Self-deception after insufficient implementation
So let’s be honest and remember what we (should) have known for more than 25 years: JIT not only introduces freedom from disturbance in our processes (in direct and indirect areas), but it also interlinks individual processes so that waste can no longer occur between them. This requires guiding principles that have been around for a long time: for example, insisting on working with suppliers that are “nearby,” instead of “global parts tourism.” The crisis has clearly shown the risks that arise when value chains
are “spread” across the globe. Organizing interfaces requires hard work and fatal dependencies arise if they are torn apart.
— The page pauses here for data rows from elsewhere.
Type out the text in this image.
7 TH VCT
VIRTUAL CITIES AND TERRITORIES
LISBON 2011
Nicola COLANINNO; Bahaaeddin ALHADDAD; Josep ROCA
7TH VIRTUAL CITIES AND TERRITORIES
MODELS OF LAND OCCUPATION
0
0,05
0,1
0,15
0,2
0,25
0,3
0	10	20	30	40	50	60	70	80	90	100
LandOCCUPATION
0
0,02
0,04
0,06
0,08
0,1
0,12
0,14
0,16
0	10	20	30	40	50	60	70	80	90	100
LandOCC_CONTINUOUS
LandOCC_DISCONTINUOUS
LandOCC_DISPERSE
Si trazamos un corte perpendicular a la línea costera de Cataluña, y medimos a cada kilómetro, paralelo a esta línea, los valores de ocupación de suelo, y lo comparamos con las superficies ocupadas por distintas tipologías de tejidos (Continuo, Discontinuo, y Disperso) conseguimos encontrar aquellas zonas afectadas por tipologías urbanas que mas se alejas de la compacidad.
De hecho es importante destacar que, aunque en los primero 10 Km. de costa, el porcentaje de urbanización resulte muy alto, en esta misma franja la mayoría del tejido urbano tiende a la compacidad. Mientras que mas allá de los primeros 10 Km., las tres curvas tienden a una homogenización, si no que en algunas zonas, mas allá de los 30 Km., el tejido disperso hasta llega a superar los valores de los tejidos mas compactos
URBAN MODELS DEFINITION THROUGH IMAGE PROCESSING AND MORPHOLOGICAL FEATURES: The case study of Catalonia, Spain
Does this mean that we must abandon globalization or “roll it back”? No, but we should strive for what we learned in the mid-1990s with regard to value stream design: creating uninterrupted value streams. The idea of “local for local” has been around for a long time. It should be the guiding principle in the future. Let’s do ourselves and the environment a favor and reduce transportation of information and materials to a minimum by creating complete and self-contained systems near to our customers. To achieve this, our valuation and cost accounting systems must be further developed – a “cost per unit” strategy must no longer be the measure of all things. It must be worth something to us to transport as little as possible. The focus is on the lowest waste level operation of the value stream, not on the suboptimization of a part of the company, be it controlling, logistics or production. There are traditional examples, such as Ford’s “River Rouge” plant from 1928, as well as many modern Toyota sites in the USA2). Let’s hear from James P. Womack, Founder and Director of the Lean Enterprise Institute:
“The ideal industrial future, of course, would be each of us producing our own goods in our basement. Right? Then everyone would have exactly what they need, at exactly the time they need it. Of course, this will not happen in this extreme form, but I believe that in the future we will see more and more production in relatively small, financially independent, operationally integrated units within individual sales regions. These factories will look like…well, like smaller versions of Toyota City. Toyota is highly de-integrated according to a traditional understanding, which means that it produces virtually no parts itself. From a process point of view, on the other hand, the company works in an extremely integrative manner, engaging in brilliant joint process management with its first, second and third-tier suppliers. This is the future.”